Pancreatic Divisum-MRCP

Pancreatic ductal anatomy can be subject to a number of variations. Pancreas divisum is the most common congenital pancreatic ductal anatomic variant, with abnormality results from failure of the dorsal and ventral pancreatic anlage to fuse during the sixth to eighth weeks of gestation. In most cases of pancreatic divisum, no communication exists between the dorsal and ventral pancreatic ducts.Dorsal pancreatic duct is dilated which indicates associated chronic pancreatitis.  This is 29 year old male with chronic pancreatitis.

Landmark Decision- FDA clears Radiology Smartphone App

The U.S. Food and Drug Administration has reversed course on one of the first radiology apps ever pulled from the Apple Store.  Now, U.S. radiologists who can't make it to a workstation but need to review medical images can make a diagnosis off their iPhone or iPad.
Read more- FDA clears first diagnostic radiology smartphone app

Saturday, February 05, 2011

DWI- intracranial tuberculoma & tuberculous abscess versus cysticercus granulomas

Restricted diffusion is noted in a large number of non-stroke conditions including tuberculoma. According to various studies vesicular and degenerating stages of cysticercus cysts from the core showed ADC values significantly higher than tuberculomas and tuberculous abscess.

This is a patient, 25 year old female with headache and no other constitutional symptoms  which on CEMR show ring enhancing lesion and T2 hyperintense core. When reported outside, it was reported as degenerating neurocyticercosis on basis of these findings as there was perilesional edema.  However, these is evidence of diffusion restriction on DWI and that led us to give possibility of tubercular abscess.
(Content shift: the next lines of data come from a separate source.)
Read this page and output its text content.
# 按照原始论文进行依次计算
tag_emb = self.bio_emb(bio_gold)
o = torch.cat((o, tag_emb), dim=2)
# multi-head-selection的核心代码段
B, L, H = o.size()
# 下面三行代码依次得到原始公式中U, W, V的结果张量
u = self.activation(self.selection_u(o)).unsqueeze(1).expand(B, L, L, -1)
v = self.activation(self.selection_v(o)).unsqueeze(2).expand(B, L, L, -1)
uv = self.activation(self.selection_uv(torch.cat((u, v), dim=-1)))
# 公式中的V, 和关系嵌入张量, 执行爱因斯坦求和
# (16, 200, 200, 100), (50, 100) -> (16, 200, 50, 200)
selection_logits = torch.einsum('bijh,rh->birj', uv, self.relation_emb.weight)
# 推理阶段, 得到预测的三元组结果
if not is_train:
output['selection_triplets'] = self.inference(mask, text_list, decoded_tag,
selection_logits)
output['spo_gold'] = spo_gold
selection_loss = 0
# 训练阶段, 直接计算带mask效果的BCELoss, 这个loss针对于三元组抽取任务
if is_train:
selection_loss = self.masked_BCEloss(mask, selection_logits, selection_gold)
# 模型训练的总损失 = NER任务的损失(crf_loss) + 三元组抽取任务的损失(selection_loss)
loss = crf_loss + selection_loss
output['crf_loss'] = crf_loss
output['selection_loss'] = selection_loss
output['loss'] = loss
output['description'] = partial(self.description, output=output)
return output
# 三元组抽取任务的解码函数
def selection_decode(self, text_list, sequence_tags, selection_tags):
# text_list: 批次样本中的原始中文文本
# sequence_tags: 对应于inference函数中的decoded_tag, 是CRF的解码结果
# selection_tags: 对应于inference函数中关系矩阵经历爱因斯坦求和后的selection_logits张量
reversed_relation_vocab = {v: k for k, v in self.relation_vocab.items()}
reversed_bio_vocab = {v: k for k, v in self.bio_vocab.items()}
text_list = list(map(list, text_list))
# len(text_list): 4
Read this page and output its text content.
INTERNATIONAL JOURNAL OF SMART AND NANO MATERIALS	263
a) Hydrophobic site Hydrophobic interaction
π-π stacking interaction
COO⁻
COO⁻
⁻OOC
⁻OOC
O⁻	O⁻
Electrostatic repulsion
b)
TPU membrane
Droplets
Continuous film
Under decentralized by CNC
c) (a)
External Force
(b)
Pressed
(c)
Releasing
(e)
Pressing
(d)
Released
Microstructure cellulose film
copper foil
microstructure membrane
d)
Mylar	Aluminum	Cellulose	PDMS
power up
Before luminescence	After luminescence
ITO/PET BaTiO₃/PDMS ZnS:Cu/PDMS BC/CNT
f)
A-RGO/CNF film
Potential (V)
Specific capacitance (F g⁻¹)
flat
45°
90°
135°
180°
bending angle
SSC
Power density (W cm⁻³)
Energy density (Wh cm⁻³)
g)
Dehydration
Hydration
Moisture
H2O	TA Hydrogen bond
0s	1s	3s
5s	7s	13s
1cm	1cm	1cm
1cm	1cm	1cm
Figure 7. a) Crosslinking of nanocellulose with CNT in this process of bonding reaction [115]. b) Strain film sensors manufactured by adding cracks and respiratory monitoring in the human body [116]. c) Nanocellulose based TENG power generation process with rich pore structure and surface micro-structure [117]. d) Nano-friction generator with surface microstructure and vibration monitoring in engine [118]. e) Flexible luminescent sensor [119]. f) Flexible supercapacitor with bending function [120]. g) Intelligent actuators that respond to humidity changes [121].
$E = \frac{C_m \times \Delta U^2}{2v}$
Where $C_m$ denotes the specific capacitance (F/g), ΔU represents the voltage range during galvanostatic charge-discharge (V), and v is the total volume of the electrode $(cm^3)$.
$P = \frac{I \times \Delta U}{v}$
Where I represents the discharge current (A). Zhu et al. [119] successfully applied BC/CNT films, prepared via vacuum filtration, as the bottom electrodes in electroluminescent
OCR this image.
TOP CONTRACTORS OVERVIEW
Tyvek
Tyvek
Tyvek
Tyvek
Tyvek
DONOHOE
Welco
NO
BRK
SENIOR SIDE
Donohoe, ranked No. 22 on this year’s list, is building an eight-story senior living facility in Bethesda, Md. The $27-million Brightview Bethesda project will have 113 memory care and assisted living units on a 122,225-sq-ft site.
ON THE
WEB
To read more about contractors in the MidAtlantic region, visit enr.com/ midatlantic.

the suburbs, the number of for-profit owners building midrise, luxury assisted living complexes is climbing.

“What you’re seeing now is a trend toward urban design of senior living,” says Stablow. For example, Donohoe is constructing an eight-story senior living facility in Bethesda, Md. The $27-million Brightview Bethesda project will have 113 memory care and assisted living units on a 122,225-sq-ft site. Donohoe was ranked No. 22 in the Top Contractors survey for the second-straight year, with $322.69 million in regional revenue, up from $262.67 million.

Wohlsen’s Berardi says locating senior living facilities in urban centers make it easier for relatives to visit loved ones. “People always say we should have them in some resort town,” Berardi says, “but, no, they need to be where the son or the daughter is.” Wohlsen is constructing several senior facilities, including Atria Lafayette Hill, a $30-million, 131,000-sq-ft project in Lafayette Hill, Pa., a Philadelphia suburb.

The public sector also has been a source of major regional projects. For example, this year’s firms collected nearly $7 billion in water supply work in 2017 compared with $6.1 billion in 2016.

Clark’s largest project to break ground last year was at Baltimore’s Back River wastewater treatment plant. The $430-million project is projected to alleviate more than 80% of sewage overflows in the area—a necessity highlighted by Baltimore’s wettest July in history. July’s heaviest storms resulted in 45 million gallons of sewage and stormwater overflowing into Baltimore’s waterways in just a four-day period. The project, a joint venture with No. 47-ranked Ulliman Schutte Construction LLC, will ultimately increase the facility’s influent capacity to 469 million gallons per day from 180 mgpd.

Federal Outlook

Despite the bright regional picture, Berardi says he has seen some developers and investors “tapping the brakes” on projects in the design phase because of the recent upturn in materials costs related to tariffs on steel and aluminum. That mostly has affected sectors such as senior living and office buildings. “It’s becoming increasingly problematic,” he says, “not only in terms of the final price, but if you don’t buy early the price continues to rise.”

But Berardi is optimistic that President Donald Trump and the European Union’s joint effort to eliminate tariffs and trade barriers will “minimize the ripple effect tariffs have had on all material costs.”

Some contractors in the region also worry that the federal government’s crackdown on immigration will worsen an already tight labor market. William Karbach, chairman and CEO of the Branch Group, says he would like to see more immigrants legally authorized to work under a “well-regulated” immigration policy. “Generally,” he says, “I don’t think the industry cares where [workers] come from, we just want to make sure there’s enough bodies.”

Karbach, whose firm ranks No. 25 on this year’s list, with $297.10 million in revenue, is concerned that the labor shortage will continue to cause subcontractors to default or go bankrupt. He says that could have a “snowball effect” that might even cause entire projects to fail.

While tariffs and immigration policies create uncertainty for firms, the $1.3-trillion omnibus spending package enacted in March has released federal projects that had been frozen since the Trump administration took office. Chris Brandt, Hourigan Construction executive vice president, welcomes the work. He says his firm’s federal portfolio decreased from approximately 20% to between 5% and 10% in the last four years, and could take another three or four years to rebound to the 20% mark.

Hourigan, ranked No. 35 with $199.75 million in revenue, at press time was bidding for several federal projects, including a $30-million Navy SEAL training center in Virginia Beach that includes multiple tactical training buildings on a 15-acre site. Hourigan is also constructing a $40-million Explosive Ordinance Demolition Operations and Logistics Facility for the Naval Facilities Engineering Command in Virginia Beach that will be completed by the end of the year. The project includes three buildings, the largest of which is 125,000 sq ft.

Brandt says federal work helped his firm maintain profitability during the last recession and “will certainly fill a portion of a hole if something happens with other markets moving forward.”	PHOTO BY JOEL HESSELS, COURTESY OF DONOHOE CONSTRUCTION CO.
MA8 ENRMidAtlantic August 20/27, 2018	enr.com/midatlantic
Further reading- Role of diffusion weighted imaging in differentiation of intracranial tuberculoma and tuberculous abscess from cysticercus granulomas-a report of more than 100 lesions. European Journal of Radiology - September 2005 (Vol. 55, Issue 3, Pages 384-392, DOI: 10.1016/j.ejrad.2005.02.003)

Friday, February 04, 2011

Cavernous Haemangioma of Cavernous Sinus-MRI

Cavernous hemangiomas occur very rarely in the cavernous sinus and are difficult to diagnose preoperatively.  MR images showed hypointensity on T1-weighted images and well-defined hyperintensity on T2-weighted images with marked homogeneous enhancement after contrast material administration.  Extraaxial cavernous hemangiomas are rare and very rarely arise in the cavernous sinus . Diagnostically differentiating hemangiomas from tumors such as meningiomas or schwannomas at this site is often difficult.
Further reading at Characteristic MR Imaging Findings of Cavernous Hemangiomas in the Cavernous Sinus. American Journal of Neuroradiology 24:1148-1151, June-July 2003

Thursday, February 03, 2011

Mount Fuji Sign-CT

"The Mount Fuji sign on CT scans of the brain is useful in discriminating tension pneumocephalus from nontension pneumocephalus. Tension pneumocephalus can be a neurosurgical emergency, unlike nontension pneumocephalus. Tension pneumocephalus occurs most commonly after the neurosurgical evacuation of a subdural hematoma."
The collapsed frontal lobes and the widening of the interhemispheric space between the tips of the frontal lobes have the appearance of the silhouette of Mount Fuji —hence, the Mount Fuji sign.